“A flower is relatively small,” Georgia O’Keeffe once wrote. “Everyone has many associations with a flower — the idea of flowers … Still — in a way — nobody sees a flower — really — it is so small — we haven’t time — and to see takes time, like to have a friend takes time. If I could paint the flower exactly as I see it no one would see what I see because I would paint it small like the flower is small. So I said to myself — I’ll paint what I see — what the flower is to me but I’ll paint it big and they will be surprised into taking time to look at it — I will make even busy New Yorkers take time to see what I see of flowers.”
O’Keeffe’s quote sits alongside a print of her 1927 painting “Red Cannas” on my writing desk next to a flickering candle and other sacred memorabilia arranged about me to foster my inspiration and beckon my muse. I open my window blinds in front of the desk, clear away the clutter and the laptop, set out a blank sheet of paper, my Bible, and a pen. I open to the week’s lectionary text, and for a long time I look at the text, then out the window, then back at the text, then down at the candle. I observe what I am feeling, thinking, remembering, wondering. Occasionally I jot notes. This is how the sermon begins …
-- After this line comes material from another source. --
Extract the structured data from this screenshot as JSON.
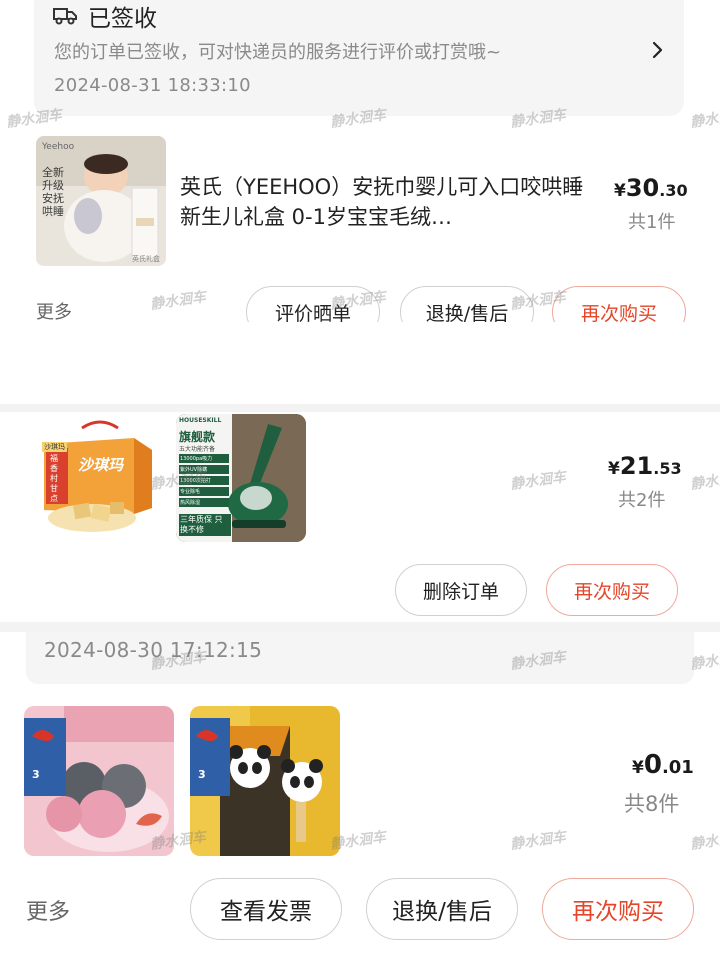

In the same way a good painting captures the onlooker, the sermon ought to surprise listeners into paying attention to the sacred text. For the preacher this is a modest yet challenging goal. We are dealing with an ancient text nearly no one really sees anymore. They have associations with the text, ideas about the Scriptures, but not that many people are pausing to really see.
How can we paint the text big? How can we paint it big if it is small and tangential to us? We must first be surprised ourselves. We must pay careful attention to the story, the way the poet studies the rose, the way the artist sees not just the object, but sees also the way the light hits it and where the shadows are. We must get still and quiet until there is space enough within for even the preacher to be surprised.
How can we be surprised by what we already know, by what we have read a hundred times before? Do not come to the text thinking you know. That will never do. The painting will flop. Come to the text with your wonder still intact. You cannot do so if you rush. Come to the text soul-first. Your mind can catch up later. Come to the text like a child coming upon an adventure.
You have heard these words so many times. Hear them again. Hear them from a deeper place. Hear them without your usual filters. Hear them from your flawed humanness; hear them from the part of you that knows God. Hear them with full-blown curiosity. Hear them again.
Your first task is to teach yourself how to listen. Only then will the people want to listen to you. Only then will you have anything worth saying.
When you create art, you have so little control over how your work is seen or heard or interpreted by others. This is as it should be. Art invites the Spirit in, and what happens between your art and the listener’s reception of it becomes like a holy secret for which you cannot take any credit since you never could have predicted the impact. When you do it right, with heart and soul, art-making keeps you humble.
The unfortunate news of our current situation is that for many people, the sloppy, arrogant artistry of the less soulful has painted an entirely wrong picture of the faith. This news can be either a discouragement to the preacher, or a serious invitation to keep painting. We get the exhilarating job of helping wounded hearts re-imagine the meaning of a text and finally, really see the big, magnificent love of God.